Argyle, a knitwear pattern that features solid-coloured diamonds and diagonal bisecting lines, originated in Scotland. Some say the pattern has existed for centuries, but Robert Pringle made it popular in the early 19th century. His textile company, Pringle of Scotland, introduced the argyle pattern shortly after opening in 1815. Argyle remains a popular knitwear pattern--and for knitters, argyle is the holy grail of sock patterns. If you know how to knit and purl, you can knit your own authentic argyle pattern using the intarsia colorwork method. Intarsia knitting allows you to knit blocks of colour from different lengths of yarn. Unlike stranded colorwork, where you must carry idle yarn behind the knitting yarn, it allows you to create a single-layer fabric.

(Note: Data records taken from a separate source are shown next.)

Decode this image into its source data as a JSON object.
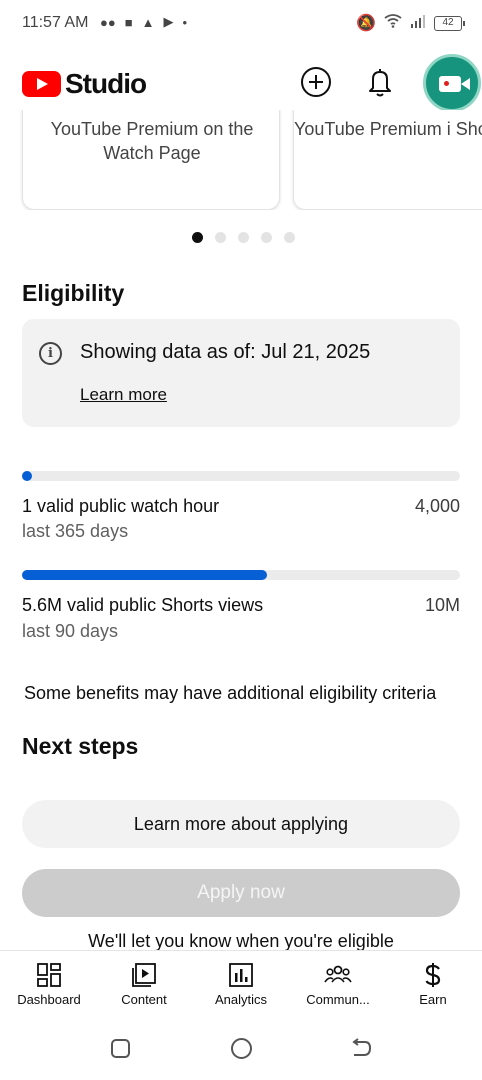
{
  "status_bar": {
    "time": "11:57 AM",
    "battery": "42"
  },
  "header": {
    "brand": "Studio",
    "icons": [
      "youtube-play-logo",
      "create-plus-icon",
      "notifications-bell-icon",
      "go-live-camera-icon"
    ]
  },
  "promo_cards": [
    {
      "text": "YouTube Premium on the Watch Page"
    },
    {
      "text": "YouTube Premium i Shorts Feed"
    }
  ],
  "carousel": {
    "total_dots": 5,
    "active_index": 0
  },
  "eligibility": {
    "title": "Eligibility",
    "info_text": "Showing data as of: Jul 21, 2025",
    "learn_more": "Learn more",
    "metrics": [
      {
        "label": "1 valid public watch hour",
        "period": "last 365 days",
        "goal": "4,000",
        "progress": 0.00025
      },
      {
        "label": "5.6M valid public Shorts views",
        "period": "last 90 days",
        "goal": "10M",
        "progress": 0.56
      }
    ],
    "note": "Some benefits may have additional eligibility criteria"
  },
  "next_steps": {
    "title": "Next steps",
    "learn_button": "Learn more about applying",
    "apply_button": "Apply now",
    "eligible_note": "We'll let you know when you're eligible"
  },
  "bottom_nav": [
    {
      "label": "Dashboard",
      "icon": "dashboard-icon"
    },
    {
      "label": "Content",
      "icon": "content-icon"
    },
    {
      "label": "Analytics",
      "icon": "analytics-icon"
    },
    {
      "label": "Commun...",
      "icon": "community-icon"
    },
    {
      "label": "Earn",
      "icon": "earn-dollar-icon"
    }
  ],
  "colors": {
    "accent_blue": "#065fd4",
    "brand_red": "#ff0000",
    "fab_green": "#17947d"
  }
}
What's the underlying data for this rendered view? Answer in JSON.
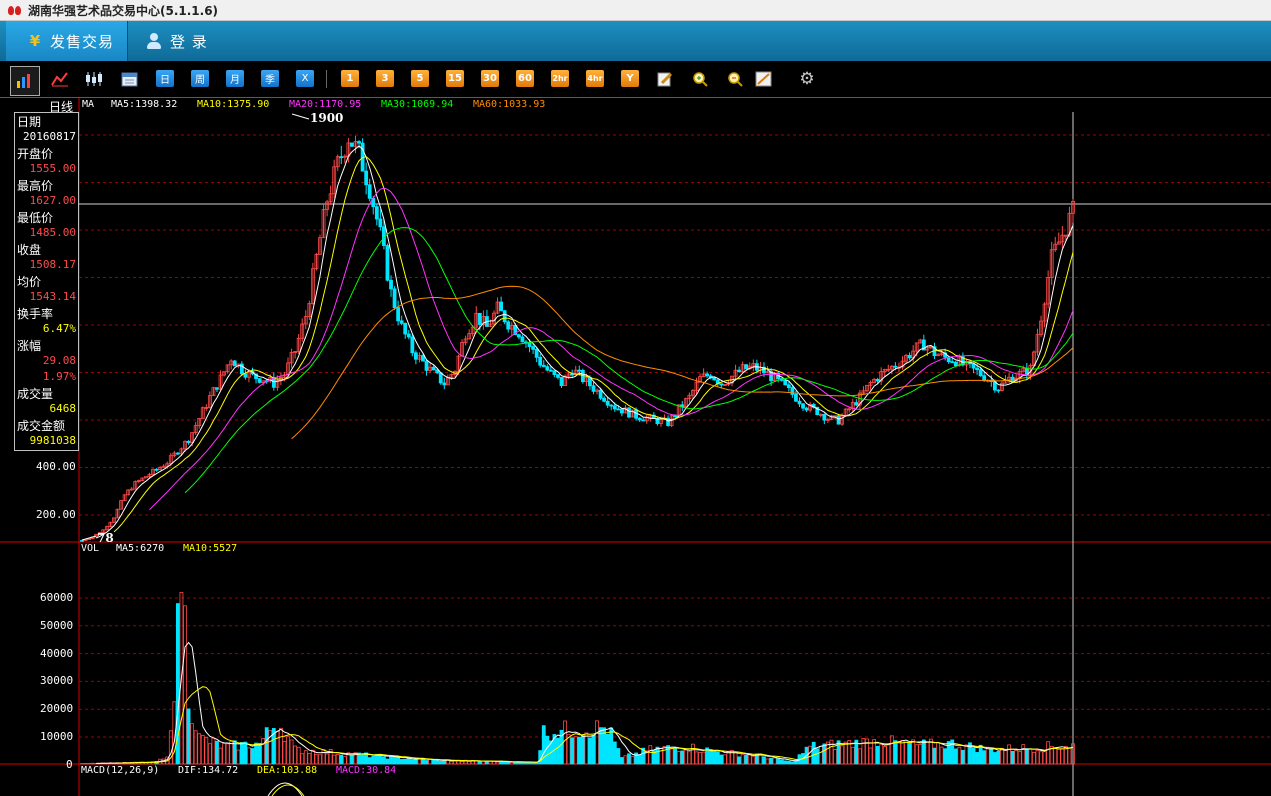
{
  "window": {
    "title": "湖南华强艺术品交易中心(5.1.1.6)"
  },
  "nav": {
    "tab_issue": "发售交易",
    "tab_login": "登  录"
  },
  "toolbar": {
    "period_buttons": [
      "日",
      "周",
      "月",
      "季",
      "X"
    ],
    "minute_buttons": [
      "1",
      "3",
      "5",
      "15",
      "30",
      "60",
      "2hr",
      "4hr",
      "Y"
    ]
  },
  "chart_header": {
    "period": "日线",
    "ma_label": "MA",
    "ma5": "MA5:1398.32",
    "ma10": "MA10:1375.90",
    "ma20": "MA20:1170.95",
    "ma30": "MA30:1069.94",
    "ma60": "MA60:1033.93"
  },
  "info": {
    "date_label": "日期",
    "date": "20160817",
    "open_label": "开盘价",
    "open": "1555.00",
    "high_label": "最高价",
    "high": "1627.00",
    "low_label": "最低价",
    "low": "1485.00",
    "close_label": "收盘",
    "close": "1508.17",
    "avg_label": "均价",
    "avg": "1543.14",
    "turnover_label": "换手率",
    "turnover": "6.47%",
    "change_label": "涨幅",
    "change_amt": "29.08",
    "change_pct": "1.97%",
    "volume_label": "成交量",
    "volume": "6468",
    "amount_label": "成交金额",
    "amount": "9981038"
  },
  "price_axis": {
    "ticks": [
      "400.00",
      "200.00"
    ]
  },
  "annotations": {
    "peak": "1900",
    "low": "78"
  },
  "volume_header": {
    "label": "VOL",
    "ma5": "MA5:6270",
    "ma10": "MA10:5527"
  },
  "volume_axis": {
    "ticks": [
      "60000",
      "50000",
      "40000",
      "30000",
      "20000",
      "10000",
      "0"
    ]
  },
  "macd_header": {
    "label": "MACD(12,26,9)",
    "dif": "DIF:134.72",
    "dea": "DEA:103.88",
    "macd": "MACD:30.84"
  },
  "colors": {
    "up": "#ff4a4a",
    "down": "#00e5ff",
    "ma5": "#ffffff",
    "ma10": "#ffff00",
    "ma20": "#ff33ff",
    "ma30": "#00ff00",
    "ma60": "#ff8c00",
    "grid": "#a00000",
    "axis": "#d40000"
  },
  "chart_data": {
    "type": "candlestick",
    "price_ylim": [
      78,
      1900
    ],
    "close_path": [
      [
        0,
        85
      ],
      [
        3,
        100
      ],
      [
        6,
        130
      ],
      [
        9,
        185
      ],
      [
        12,
        280
      ],
      [
        15,
        330
      ],
      [
        18,
        360
      ],
      [
        21,
        390
      ],
      [
        24,
        420
      ],
      [
        27,
        470
      ],
      [
        30,
        520
      ],
      [
        33,
        610
      ],
      [
        36,
        700
      ],
      [
        39,
        780
      ],
      [
        42,
        870
      ],
      [
        45,
        820
      ],
      [
        48,
        790
      ],
      [
        51,
        780
      ],
      [
        54,
        760
      ],
      [
        57,
        800
      ],
      [
        60,
        900
      ],
      [
        63,
        1050
      ],
      [
        66,
        1300
      ],
      [
        69,
        1550
      ],
      [
        72,
        1700
      ],
      [
        75,
        1820
      ],
      [
        78,
        1750
      ],
      [
        81,
        1600
      ],
      [
        84,
        1400
      ],
      [
        87,
        1150
      ],
      [
        90,
        1000
      ],
      [
        93,
        900
      ],
      [
        96,
        850
      ],
      [
        99,
        800
      ],
      [
        102,
        760
      ],
      [
        105,
        820
      ],
      [
        108,
        980
      ],
      [
        111,
        1050
      ],
      [
        114,
        1000
      ],
      [
        117,
        1080
      ],
      [
        120,
        1020
      ],
      [
        123,
        980
      ],
      [
        126,
        920
      ],
      [
        129,
        850
      ],
      [
        132,
        800
      ],
      [
        135,
        760
      ],
      [
        138,
        820
      ],
      [
        141,
        780
      ],
      [
        144,
        740
      ],
      [
        147,
        700
      ],
      [
        150,
        660
      ],
      [
        153,
        640
      ],
      [
        156,
        620
      ],
      [
        159,
        610
      ],
      [
        162,
        600
      ],
      [
        165,
        590
      ],
      [
        168,
        650
      ],
      [
        171,
        700
      ],
      [
        174,
        780
      ],
      [
        177,
        800
      ],
      [
        180,
        760
      ],
      [
        183,
        790
      ],
      [
        186,
        820
      ],
      [
        189,
        830
      ],
      [
        192,
        810
      ],
      [
        195,
        780
      ],
      [
        198,
        740
      ],
      [
        201,
        700
      ],
      [
        204,
        660
      ],
      [
        207,
        640
      ],
      [
        210,
        610
      ],
      [
        213,
        600
      ],
      [
        216,
        650
      ],
      [
        219,
        700
      ],
      [
        222,
        760
      ],
      [
        225,
        800
      ],
      [
        228,
        830
      ],
      [
        231,
        860
      ],
      [
        234,
        900
      ],
      [
        237,
        930
      ],
      [
        240,
        890
      ],
      [
        243,
        870
      ],
      [
        246,
        860
      ],
      [
        249,
        830
      ],
      [
        252,
        810
      ],
      [
        255,
        780
      ],
      [
        258,
        740
      ],
      [
        261,
        780
      ],
      [
        264,
        800
      ],
      [
        267,
        820
      ],
      [
        270,
        1050
      ],
      [
        273,
        1300
      ],
      [
        276,
        1400
      ],
      [
        279,
        1500
      ]
    ],
    "volume_ylim": [
      0,
      72000
    ],
    "volume_path": [
      [
        0,
        200
      ],
      [
        20,
        600
      ],
      [
        24,
        2000
      ],
      [
        27,
        44000
      ],
      [
        28,
        70000
      ],
      [
        30,
        25000
      ],
      [
        33,
        9000
      ],
      [
        40,
        6000
      ],
      [
        50,
        7000
      ],
      [
        55,
        15000
      ],
      [
        60,
        5000
      ],
      [
        70,
        4000
      ],
      [
        80,
        3000
      ],
      [
        90,
        2000
      ],
      [
        100,
        1200
      ],
      [
        110,
        1000
      ],
      [
        120,
        800
      ],
      [
        128,
        500
      ],
      [
        130,
        11000
      ],
      [
        140,
        12000
      ],
      [
        148,
        12500
      ],
      [
        152,
        2000
      ],
      [
        160,
        5000
      ],
      [
        170,
        6000
      ],
      [
        180,
        4000
      ],
      [
        190,
        3000
      ],
      [
        200,
        600
      ],
      [
        205,
        6000
      ],
      [
        215,
        7000
      ],
      [
        225,
        8000
      ],
      [
        235,
        6500
      ],
      [
        245,
        7000
      ],
      [
        255,
        5000
      ],
      [
        265,
        5500
      ],
      [
        279,
        6468
      ]
    ]
  }
}
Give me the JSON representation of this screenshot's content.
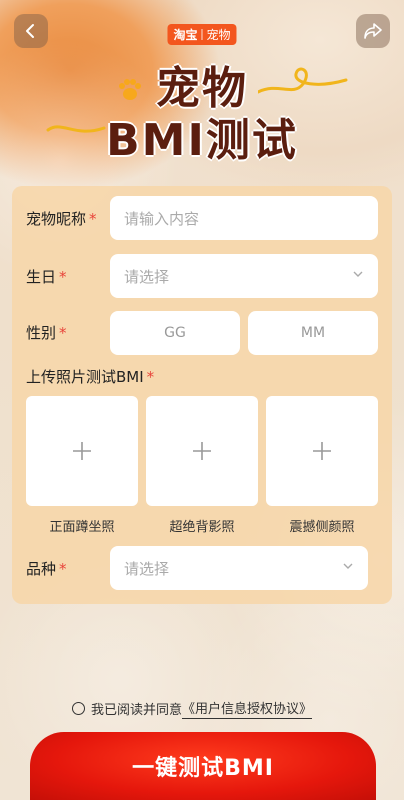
{
  "header": {
    "brand_main": "淘宝",
    "brand_sub": "宠物",
    "title_line1": "宠物",
    "title_line2": "BMI测试"
  },
  "form": {
    "nickname": {
      "label": "宠物昵称",
      "placeholder": "请输入内容"
    },
    "birthday": {
      "label": "生日",
      "placeholder": "请选择"
    },
    "gender": {
      "label": "性别",
      "options": [
        "GG",
        "MM"
      ]
    },
    "upload": {
      "label": "上传照片测试BMI",
      "slots": [
        "正面蹲坐照",
        "超绝背影照",
        "震撼侧颜照"
      ]
    },
    "breed": {
      "label": "品种",
      "placeholder": "请选择"
    },
    "required_mark": "*"
  },
  "agreement": {
    "prefix": "我已阅读并同意",
    "link": "《用户信息授权协议》"
  },
  "cta": {
    "label": "一键测试BMI"
  },
  "colors": {
    "accent": "#e5170c",
    "brand": "#f3561e",
    "panel": "#f7d6a8",
    "title": "#5b1e0f"
  },
  "icons": [
    "back-arrow-icon",
    "share-icon",
    "paw-icon",
    "chevron-down-icon",
    "plus-icon"
  ]
}
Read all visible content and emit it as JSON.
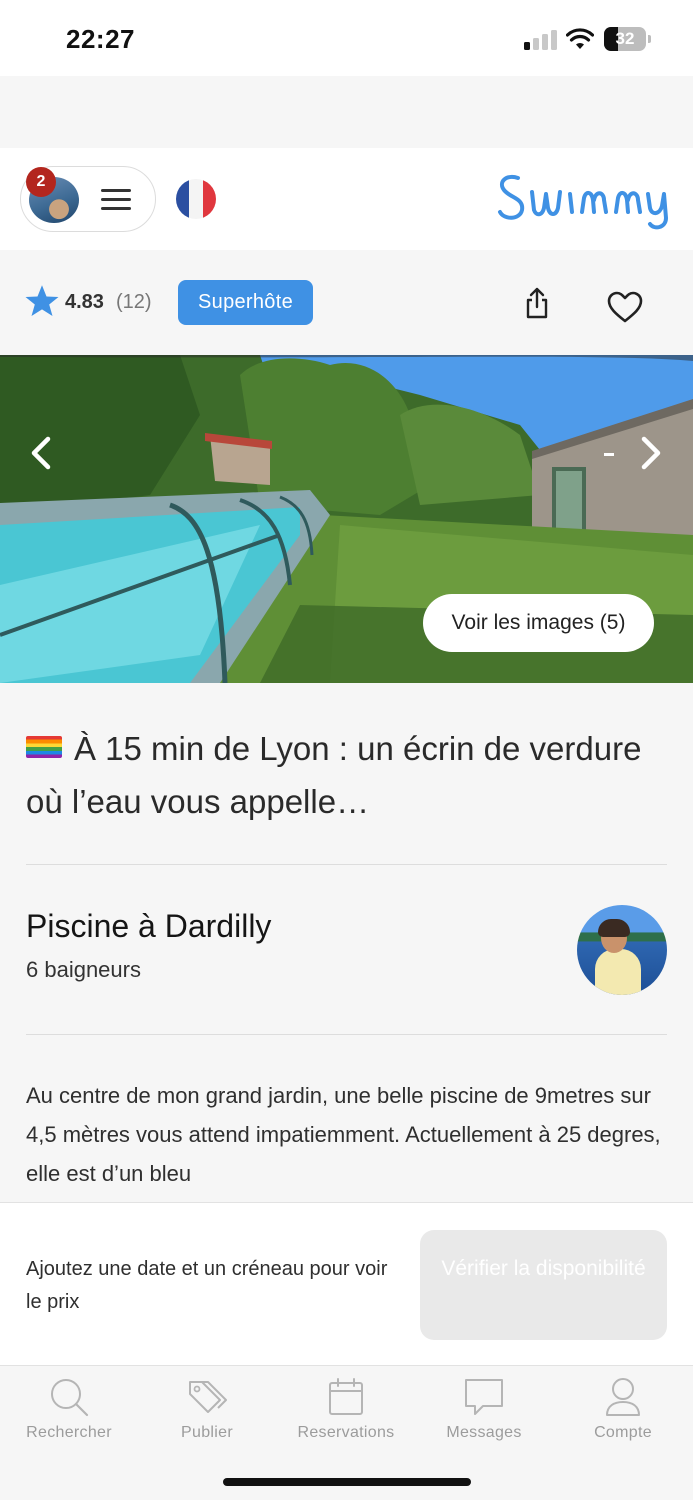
{
  "status_bar": {
    "time": "22:27",
    "battery": "32"
  },
  "header": {
    "notification_count": "2",
    "flag": "france-flag",
    "logo_text": "Swimmy",
    "brand_color": "#3f91e4"
  },
  "rating": {
    "value": "4.83",
    "count": "(12)",
    "badge": "Superhôte"
  },
  "hero": {
    "see_images_label": "Voir les images (5)"
  },
  "title": "À 15 min de Lyon : un écrin de verdure où l’eau vous appelle…",
  "listing": {
    "name": "Piscine à Dardilly",
    "capacity": "6 baigneurs"
  },
  "description": "Au centre de mon grand jardin, une belle piscine de 9metres sur 4,5 mètres vous attend impatiemment. Actuellement à 25 degres, elle est d’un bleu",
  "booking": {
    "prompt": "Ajoutez une date et un créneau pour voir le prix",
    "button_label": "Vérifier la disponibilité"
  },
  "tabs": [
    {
      "label": "Rechercher",
      "icon": "search-icon"
    },
    {
      "label": "Publier",
      "icon": "tag-icon"
    },
    {
      "label": "Reservations",
      "icon": "calendar-icon"
    },
    {
      "label": "Messages",
      "icon": "message-icon"
    },
    {
      "label": "Compte",
      "icon": "account-icon"
    }
  ]
}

Chart your argyle pattern. Use graph paper, and allow each box to represent one stitch. Your pattern should feature solid diamonds in two different colours; diagonal lines in a third colour should bisect the solid-colour diamonds and form off-centre diamond-shaped outlines. Colour in the solid diamonds and mark where the diagonal lines will fall. You'll follow this chart when knitting your argyle pattern.
Cut a length of yarn for each argyle block you will knit. If you are knitting small diamonds, a length of yarn that measures twice the distance from your nose to your outstretched hand should suffice.
Knit the solid-coloured diamonds. Work rows from side to side, knitting on the right side and purling on the wrong side.
Twist yarn to connect the solid diamonds as you knit. When you get to the last stitch in a block of colour, knit or purl it and allow it to hand to the left. Wrap the next colour around the back of this yarn, from the left side to the right side. This should catch the hanging strand of yarn and create a strong join.
Leave a 6-inch yarn tail at the end of each intarsia block; you can use this yarn to duplicate stitch over mistakes. Correct mistakes and weave in the end as you finish each intarsia block or you can wait until you finish the entire piece.
Use duplicate stitch (see Resource) to make the diagonal lines. Use your pattern chart to determine where your duplicate stitches should fall.